Deploying single node container environment

You can use the image to build/test/develop vHive inside a container. This image is preconfigured to run a single node Kubernetes cluster inside a container and contains packages to setup vHive on top of it.

git clone -b custom_docker_params_for_vHive https://github.com/ease-lab/kind
# build kind
cd kind && go build
# pull latest image
docker pull vhiveease/vhive_dev_env
# Start a container 
kind create cluster --image vhiveease/vhive_dev_env
# Enter the container
docker exec -it <container name> bash

Clean up

# list all kind clusters
kind get clusters 
# delete a cluster 
kind delete cluster --name <name>

Once the container is up and running, follow this guide to setup a single node vHive cluster.

Testing stock Knative images

If you need to test your Knative images on stock Knative environment, use the commands below to setup an environment for that.

git clone https://github.com/ease-lab/vhive
cd vhive
./scripts/cloudlab/setup_node.sh stock-only
sudo containerd
./scripts/cluster/create_one_node_cluster.sh stock-only
# wait for the containers to boot up using 
watch kubectl get pods -A
# once all the containers are ready/complete, you may start Knative functions
kn service apply

Clean up

./scripts/github_runner/clean_cri_runner.sh stock-only

High-level features

  • vHive supports both the baseline Firecracker snapshots and our advanced Record-and-Prefetch (REAP) snapshots.

  • vHive integrates with Kubernetes and Knative via its built-in CRI support.
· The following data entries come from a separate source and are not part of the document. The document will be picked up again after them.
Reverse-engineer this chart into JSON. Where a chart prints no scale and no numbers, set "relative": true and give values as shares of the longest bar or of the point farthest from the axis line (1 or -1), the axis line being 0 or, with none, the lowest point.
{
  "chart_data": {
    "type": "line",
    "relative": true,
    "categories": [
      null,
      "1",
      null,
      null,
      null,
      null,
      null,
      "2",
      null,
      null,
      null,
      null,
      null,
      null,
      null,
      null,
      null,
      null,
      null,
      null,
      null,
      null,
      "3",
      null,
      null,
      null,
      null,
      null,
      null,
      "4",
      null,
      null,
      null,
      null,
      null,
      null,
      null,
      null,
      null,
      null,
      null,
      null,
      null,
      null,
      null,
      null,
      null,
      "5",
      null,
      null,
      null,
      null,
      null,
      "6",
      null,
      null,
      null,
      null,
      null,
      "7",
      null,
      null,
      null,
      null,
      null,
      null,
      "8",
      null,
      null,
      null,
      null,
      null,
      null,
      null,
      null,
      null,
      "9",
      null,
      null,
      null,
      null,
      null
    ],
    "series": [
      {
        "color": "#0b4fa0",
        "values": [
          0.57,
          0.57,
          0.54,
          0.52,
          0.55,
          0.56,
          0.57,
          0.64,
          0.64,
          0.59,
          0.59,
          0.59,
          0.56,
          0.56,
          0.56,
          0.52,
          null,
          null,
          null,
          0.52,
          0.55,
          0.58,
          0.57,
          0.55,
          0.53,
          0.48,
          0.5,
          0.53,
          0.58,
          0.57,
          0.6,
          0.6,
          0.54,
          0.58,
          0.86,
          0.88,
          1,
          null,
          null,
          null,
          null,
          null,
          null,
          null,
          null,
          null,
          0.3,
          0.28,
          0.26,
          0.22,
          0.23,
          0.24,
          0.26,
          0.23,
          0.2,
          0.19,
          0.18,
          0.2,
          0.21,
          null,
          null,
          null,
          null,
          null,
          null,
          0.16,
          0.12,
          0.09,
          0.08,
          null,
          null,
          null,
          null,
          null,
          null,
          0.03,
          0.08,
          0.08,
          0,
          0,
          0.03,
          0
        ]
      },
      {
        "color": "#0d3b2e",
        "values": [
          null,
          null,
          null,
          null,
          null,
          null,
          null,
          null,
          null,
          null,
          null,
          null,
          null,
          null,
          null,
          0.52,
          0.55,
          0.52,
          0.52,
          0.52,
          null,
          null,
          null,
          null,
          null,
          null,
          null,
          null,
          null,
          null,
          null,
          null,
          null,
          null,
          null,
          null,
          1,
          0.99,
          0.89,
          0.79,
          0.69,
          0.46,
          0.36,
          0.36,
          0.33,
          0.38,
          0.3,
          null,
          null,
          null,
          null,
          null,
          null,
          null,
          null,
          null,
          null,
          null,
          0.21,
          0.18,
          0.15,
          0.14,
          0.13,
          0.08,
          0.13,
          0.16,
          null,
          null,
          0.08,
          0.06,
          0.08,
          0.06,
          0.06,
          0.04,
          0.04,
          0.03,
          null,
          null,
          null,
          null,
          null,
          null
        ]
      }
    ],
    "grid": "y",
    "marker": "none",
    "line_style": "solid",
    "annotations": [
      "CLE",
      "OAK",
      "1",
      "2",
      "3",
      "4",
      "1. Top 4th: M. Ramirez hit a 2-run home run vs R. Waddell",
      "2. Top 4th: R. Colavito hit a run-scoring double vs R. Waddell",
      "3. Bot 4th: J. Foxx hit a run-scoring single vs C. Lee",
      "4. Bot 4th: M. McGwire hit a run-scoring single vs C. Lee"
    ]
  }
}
Currently, only Knative Serving is supported.

  • vHive supports arbitrary distributed setup of a serverless cluster.

  • vHive supports arbitrary functions deployed with OCI (Docker images).
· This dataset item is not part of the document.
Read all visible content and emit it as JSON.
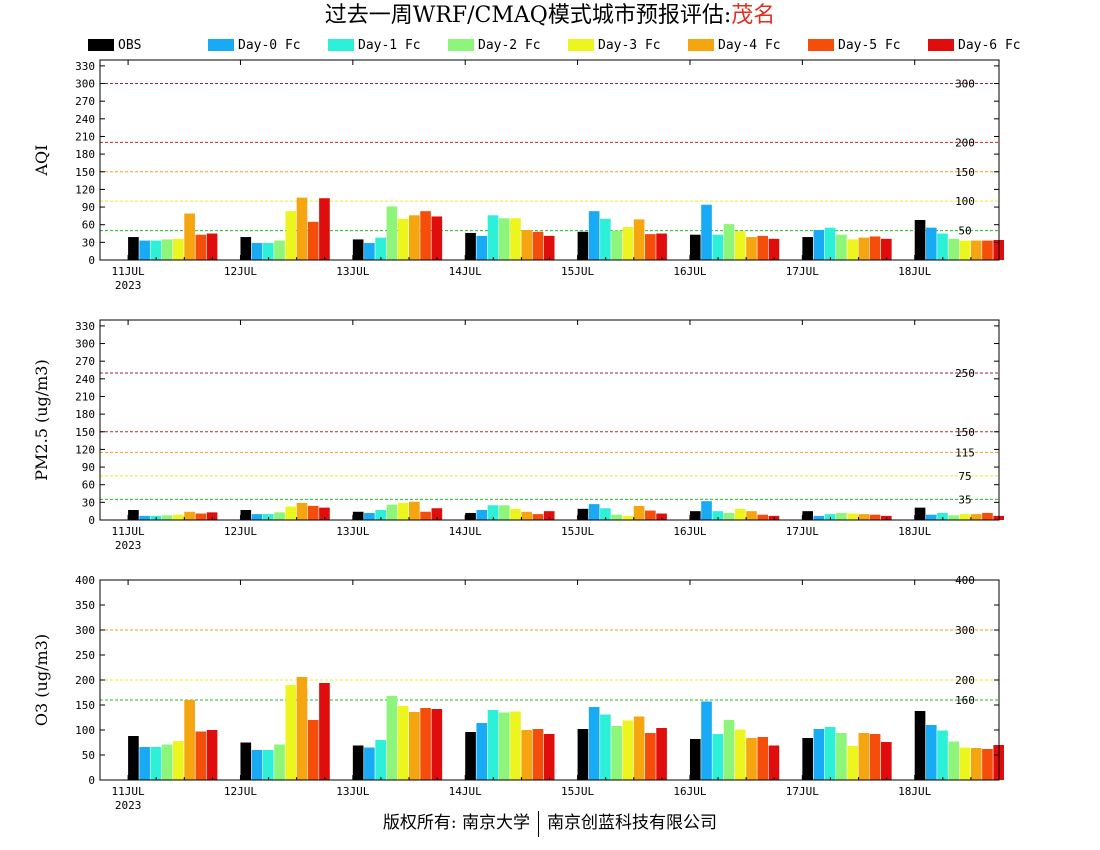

  • vHive has robust Continuous-Integration and our team is committed to deliver high-quality code.

MinIO S3 service

Deploying a MinIO service

# create a folder in the local storage (on <MINIO_NODE_NAME> that is one of the Kubernetes nodes)
sudo mkdir -p <MINIO_PATH>

cd ./configs/storage/minio

# create a persistent volume (PV) and the corresponding PV claim
# specify the node name that would host the MinIO objects
# (use `hostname` command for the local node)
MINIO_NODE_NAME=<MINIO_NODE_NAME> MINIO_PATH=<MINIO_PATH> envsubst < pv.yaml | kubectl apply -f -
kubectl apply -f pv-claim.yaml
# create a storage app and the corresponding service
kubectl apply -f deployment.yaml
kubectl apply -f service.yaml

Deleting the MinIO service that was created with the instructions above

kubectl delete deployment minio-deployment
kubectl delete pvc minio-pv-claim
kubectl delete svc minio-service
kubectl delete pv minio-pv

Note that files in the bucket persist in the local filesystem after a persistent volume removal.

Performance analysis

Currently, vHive supports two modes of operation that enable different types of performance analysis:

  • Distributed setup. Allows analysis of the end-to-end performance based on the statistics provided by the invoker client.

  • Single-node setup. A test that is integrated with vHive-CRI orchestrator via a programmatic interface allows to analyze latency breakdown of boot-based and snapshot cold starts, using detailed latency and memory footprint metrics.

Knative request tracing

Knative function call requests can now be traced & visualized using zipkin. Zipkin is a distributed tracing system featuring easy collection and lookup of tracing data. Checkout this for a quickstart guide.

  • Once the zipkin container is running, start the dashboard using istioctl dashboard zipkin.
  • To access requests remotely, run ssh -L 9411:127.0.0.1:9411 <Host_IP> for port forwarding.
  • Go to your browser and enter localhost:9411 for the dashboard.

Dependencies and binaries

  • vHive uses Firecracker-Containerd binaries that are build using the user_page_faults branch of our fork of the upstream repository. Currently, we are in the process of upstreaming VM snapshots support to the upstream repository.

  • Current Firecracker version is 0.21.0. We plan to keep our code loosely up to date with the upstream Firecracker repository.

  • vHive uses a fork of kind to speed up testing environment setup requiring Kubernetes.